Now, ATHENA is 2 integrated, fully powered, randomized phase 3 trials. So, I'm [at ASCO] to present ATHENA-MONO. The second separate trial is ATHENA-COMBO. Now, in ATHENA-MONO, the control arm is placebo with the intervention arm being rucaparib, but in ATHENA-COMBO the intervention arm is the combination of rucaparib 600 mg BID and nivolumab 480 mg IV. So, the eligibility for both ATHENA-MONO and ATHENA-COMBO remained the same: Newly diagnosed stage 3 and 4 high grade epithelial, ovarian, tubal, and peritoneal cancer, who have completed a platinum doublet and are in response, either partial response or complete response with a good performance status of 0 or 1.

Now, the randomization, stratification factors were the HRD molecular status, disease status post-chemotherapy PR or CR, and the timing of surgery—either primary debulking or neoadjuvant. So, the primary endpoint is investigator assessed progression free survival in the HRD test-positive subgroup, which includes not only BRCA-mutated patients, but also those BRCA wild type patients that are LOH-high. And if that met its primary endpoint, which it did, it was stepped down to an intent-to-treat analysis. And then, ultimately, we'll look at overall survival analytically, again in the HRD subset in the third step down and in the fourth intent to treat. And then the fifth is HRD overall response rate and intent to treat overall response rate. The target hazard ratio for the primary first step down was a hazard ratio 0.45—again, which we hit—and 0.60 in the intent to treat—again, which we achieved.

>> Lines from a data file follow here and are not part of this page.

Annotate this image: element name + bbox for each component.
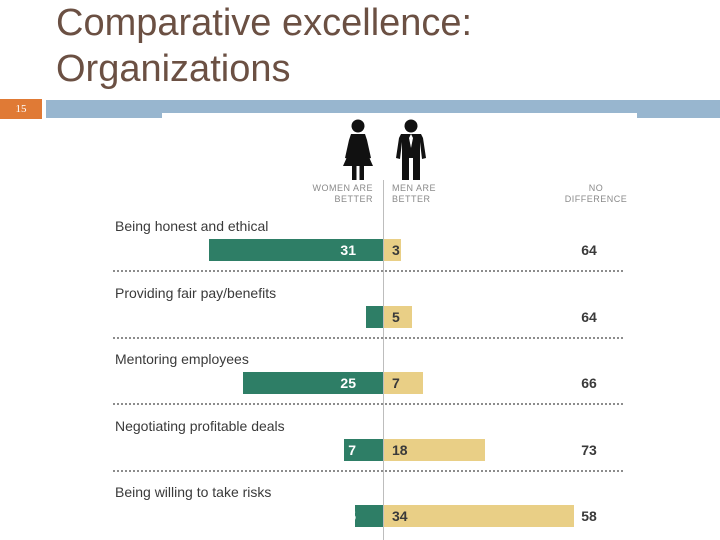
value-men-better: 5 xyxy=(392,309,400,325)
value-women-better: 5 xyxy=(348,508,356,524)
bar-men-better xyxy=(384,239,401,261)
center-divider xyxy=(383,180,384,540)
bar-women-better xyxy=(243,372,383,394)
bar-men-better xyxy=(384,372,424,394)
value-men-better: 18 xyxy=(392,442,408,458)
value-women-better: 31 xyxy=(340,242,356,258)
bar-women-better xyxy=(343,439,383,461)
man-icon xyxy=(396,119,426,180)
value-women-better: 3 xyxy=(348,309,356,325)
category-label: Being honest and ethical xyxy=(115,218,269,234)
woman-icon xyxy=(343,119,373,180)
bar-men-better xyxy=(384,439,485,461)
value-women-better: 7 xyxy=(348,442,356,458)
header-women-better: WOMEN ARE BETTER xyxy=(312,183,373,204)
value-no-difference: 64 xyxy=(581,242,597,258)
value-women-better: 25 xyxy=(340,375,356,391)
slide-number: 15 xyxy=(0,99,42,119)
row-separator xyxy=(113,337,623,339)
bar-women-better xyxy=(209,239,383,261)
row-separator xyxy=(113,270,623,272)
value-no-difference: 58 xyxy=(581,508,597,524)
bar-women-better xyxy=(355,505,383,527)
value-no-difference: 66 xyxy=(581,375,597,391)
row-separator xyxy=(113,403,623,405)
value-men-better: 34 xyxy=(392,508,408,524)
category-label: Providing fair pay/benefits xyxy=(115,285,277,301)
value-men-better: 3 xyxy=(392,242,400,258)
header-men-better: MEN ARE BETTER xyxy=(392,183,437,204)
category-label: Negotiating profitable deals xyxy=(115,418,285,434)
bar-men-better xyxy=(384,306,412,328)
row-separator xyxy=(113,470,623,472)
category-label: Mentoring employees xyxy=(115,351,249,367)
slide-title: Comparative excellence: Organizations xyxy=(56,2,473,90)
bar-women-better xyxy=(366,306,383,328)
bar-men-better xyxy=(384,505,575,527)
category-label: Being willing to take risks xyxy=(115,484,272,500)
header-no-difference: NO DIFFERENCE xyxy=(564,183,628,204)
value-no-difference: 64 xyxy=(581,309,597,325)
value-men-better: 7 xyxy=(392,375,400,391)
value-no-difference: 73 xyxy=(581,442,597,458)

The baseline demographics were well balanced. These are the sorts of patients that you see in your practice, both for the HRD population and the intent to treat population. The stratification factors, of course, were balanced, again, the timing of the surgery on the HRD test and the partial response or complete response. Patients were randomized 4:1 again, 4 to the rucaparib and 1 to the placebo.

The discontinued treatment before 2 years was obviously much higher in the placebo group: 80% versus 63.5%. The number of patients that completed 2 years of protocol rucaparib was 23.7% and in placebo, only 9% made it to 2 years. The discontinuation rate due to adverse reactions was 12.6% in the rucaparib arm. Interestingly, even placebo patients had to discontinue—remember was blinded due to adverse reactions—and that was 5.4%.

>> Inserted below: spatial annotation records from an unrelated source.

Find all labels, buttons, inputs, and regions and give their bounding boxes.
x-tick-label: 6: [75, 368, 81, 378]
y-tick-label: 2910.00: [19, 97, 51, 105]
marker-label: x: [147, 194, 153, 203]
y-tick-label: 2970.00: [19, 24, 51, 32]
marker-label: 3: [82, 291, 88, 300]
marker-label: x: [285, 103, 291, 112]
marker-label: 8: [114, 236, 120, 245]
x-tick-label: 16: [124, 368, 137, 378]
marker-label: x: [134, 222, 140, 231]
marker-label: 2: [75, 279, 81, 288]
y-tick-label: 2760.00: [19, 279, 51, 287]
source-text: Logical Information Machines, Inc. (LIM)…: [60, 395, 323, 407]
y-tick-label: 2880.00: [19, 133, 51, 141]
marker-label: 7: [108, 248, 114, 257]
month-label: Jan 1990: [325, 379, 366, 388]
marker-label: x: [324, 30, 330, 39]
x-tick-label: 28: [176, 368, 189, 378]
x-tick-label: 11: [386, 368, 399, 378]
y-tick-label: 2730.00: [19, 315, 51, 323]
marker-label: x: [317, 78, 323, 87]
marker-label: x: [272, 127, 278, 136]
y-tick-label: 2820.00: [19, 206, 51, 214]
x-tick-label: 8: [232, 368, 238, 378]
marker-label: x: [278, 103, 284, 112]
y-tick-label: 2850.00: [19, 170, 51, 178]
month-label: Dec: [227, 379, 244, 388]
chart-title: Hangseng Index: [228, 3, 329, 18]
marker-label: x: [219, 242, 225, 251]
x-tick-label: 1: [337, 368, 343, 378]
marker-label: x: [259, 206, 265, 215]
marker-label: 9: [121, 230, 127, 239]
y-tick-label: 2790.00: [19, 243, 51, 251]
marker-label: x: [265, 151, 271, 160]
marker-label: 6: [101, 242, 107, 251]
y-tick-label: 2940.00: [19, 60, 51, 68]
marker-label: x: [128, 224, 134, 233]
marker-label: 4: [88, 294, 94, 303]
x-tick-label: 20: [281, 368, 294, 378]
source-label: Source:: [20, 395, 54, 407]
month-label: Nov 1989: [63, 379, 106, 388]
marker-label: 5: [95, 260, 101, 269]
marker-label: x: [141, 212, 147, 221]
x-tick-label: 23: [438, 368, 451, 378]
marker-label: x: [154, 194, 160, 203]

So, the primary endpoint was met. The primary endpoint was met in the HRD population, with a hazard ratio of 0.4, more than a doubling of the median. I get it that the median is only one point of the curve, but it helps contextualize the clinical benefit: 11.3 [months] in the placebo arm, [which is] highly consistent with what you would expect, but 28.7 months in the rucaparib group. Again, this was in the HRD subset. The intent to treat analysis was still a hazard ratio of 0.52, and again at the median, it was more than doubling 9.2 to 20.2. Both results were statistically significant, but importantly highly clinically relevant.